HENTIKAN JOKI ANAK MATI SIA-SIA DI ARENA PACUAN KUDA, GUBERNUR NTB JANGAN DIAM!

HENTIKAN JOKI ANAK MATI SIA-SIA DI ARENA PACUAN KUDA, GUBERNUR NTB JANGAN DIAM!
Alasan pentingnya petisi ini

HENTIKAN JOKI ANAK MATI SIA-SIA DI ARENA PACUAN KUDA, GUBERNUR NTB JANGAN DIAM!
Maraknya penggunaan Joki Anak (umur 4,5 tahun sampe 11 tahun) dalam latihan dan lomba pacuan kuda tradisional di Propinsi Nusa Tenggara Barat (NTB) terutama di Pulau Sumbawa telah mengakibatkan 2 (dua) anak mati sia-sia yaitu anak MSP (umur 9 tahun) pada 19 Oktober 2019 dan anak MA (umur 6 tahun) pada 6 Maret 2022 keduanya dari Pula Sumbawa Bima NTB, belum lagi jumlah anak yang cacat akibat terjatuh dari kuda.
Keliru bila mengatakan Joki Anak di arena Pacuan Kuda adalah tradisi/budaya, karena di NTB tidak ada catatan sejarah apapun terkait joki anak dalam pacuan kuda tradisonal baik sebelum dan pada saat jaman penjajahan belanda – jepang, tidak ada dalam syair dan tidak ada tuturan yang dikisahkan dalam tembok istana maupun masyarakat dan di Bima tidak ada dalam naskah Bo Sangaji Kai dan naskah Bima lainnya. Melainkan kuda hanya sebagai moda transportasi pengangkutan barang/manusia dan kendaraan perang. Bila menelisik lebih dalam, terkait sejarah awal mula keberadaan pacuan kuda di Bima justru bukan dimulai dari pribumi, tapi bermula pada saat perayaan ulang tahun Ratu Wilhelmina (Ratu Belanda) tahun 1925 yang penunggang kuda/joki adalah orang dewasa.
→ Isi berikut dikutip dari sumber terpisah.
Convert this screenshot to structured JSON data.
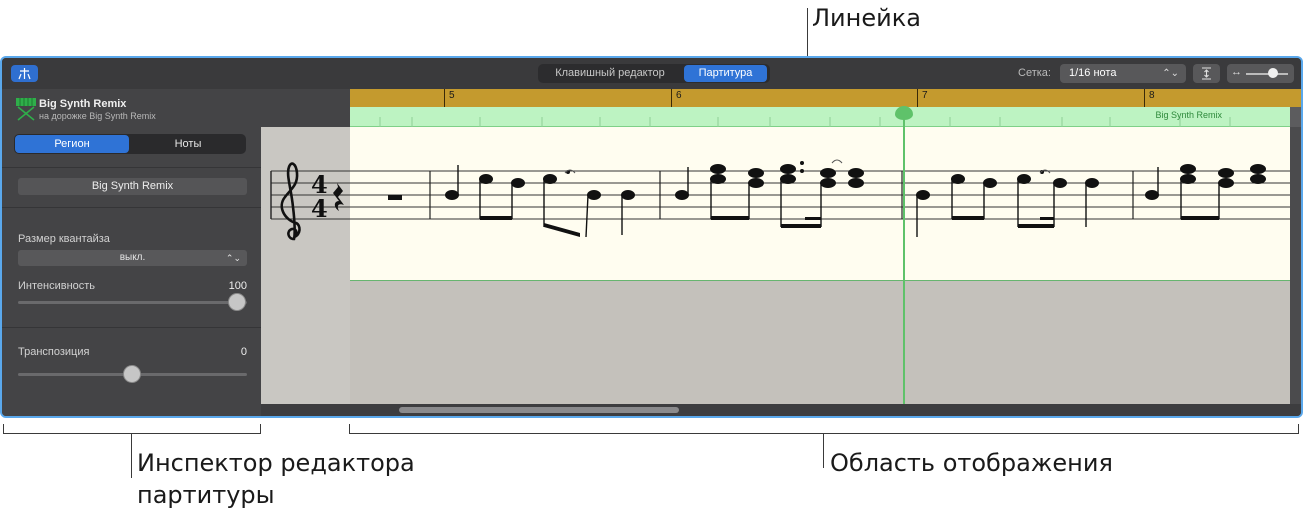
{
  "callouts": {
    "ruler": "Линейка",
    "inspector_line1": "Инспектор редактора",
    "inspector_line2": "партитуры",
    "display": "Область отображения"
  },
  "toolbar": {
    "smart_controls_icon": "smart-controls-icon",
    "mode_piano": "Клавишный редактор",
    "mode_score": "Партитура",
    "grid_label": "Сетка:",
    "grid_value": "1/16 нота",
    "zoom_icon": "↔"
  },
  "inspector": {
    "track_title": "Big Synth Remix",
    "track_subtitle": "на дорожке Big Synth Remix",
    "tab_region": "Регион",
    "tab_notes": "Ноты",
    "region_name": "Big Synth Remix",
    "quantize_label": "Размер квантайза",
    "quantize_value": "выкл.",
    "velocity_label": "Интенсивность",
    "velocity_value": "100",
    "velocity_level": 1.0,
    "transpose_label": "Транспозиция",
    "transpose_value": "0",
    "transpose_level": 0.5
  },
  "display": {
    "bars": [
      "5",
      "6",
      "7",
      "8"
    ],
    "region_label": "Big Synth Remix",
    "time_signature": "4/4",
    "clef": "treble"
  },
  "colors": {
    "accent": "#2f73d6",
    "ruler": "#c49a2e",
    "region": "#bdf3c2",
    "playhead": "#5fc26a",
    "callout_line": "#5aa8ec"
  }
}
Penggunaan Joki Anak pertimbangan utamanya adalah kondisi kuda yang apabila jokinya makin kecil dan bertubuh ringan maka kudanya akan bisa berlari lebih kencang, sedangkan terkait keamanan nyawa anak nomor kesekian, hal ini bisa dilihat dari pakaian joki anak hanya bahan kaos, topeng wol, tanpa sepatu, helm seadanya dan kudanya tidak menggunakan pelana sehingga joki anak agar tidak terjatuh hanya perpegangan pada tali dekat mulut kuda serta harus mengendarai kuda semua kelas dari yang kelas paling ringan sampe yang paling berat sehingga tidak heran dalam sehari 1 anak bisa menunggangi sekitar 15 kuda. Mirisnya, hampir semua Joki anak berasal dari keluarga Miskin, sedangkan para pemilik kuda dan penyelenggara pacuan kuda tradisional adalah rata-rata dari kaum elit seperti Kepala Daerah (Gubernur dan Bupati/Walikota), Pejabat di Instansi Pemerintah Daerah/Desa, DPRD, Petinggi di Perusahaan Daerah, Pengusaha, anggota TNI/Polri. Joki Anak merupakan bentuk kekerasan terhadap anak (child abuse) atau perlakuan salah sebagaimana yang ditentukan oleh WHO (Organisasi kesehatan dunia) adalah segala bentuk perlakuan buruk secara fisik dan atau mental, kekerasan seksual, pengabaian atau penelantaran atau eksploitasi komersial, atau eksploitasi lain, yang mengakibatkan bahaya nyata atau potensial bahaya yang mengancam kesehatan, kelangsungan hidup, tumbuh kembang atau martabat anak dalam konteks hubungan tanggung jawab, kepercayaan atau kekuasaan (UNICEF, 2008).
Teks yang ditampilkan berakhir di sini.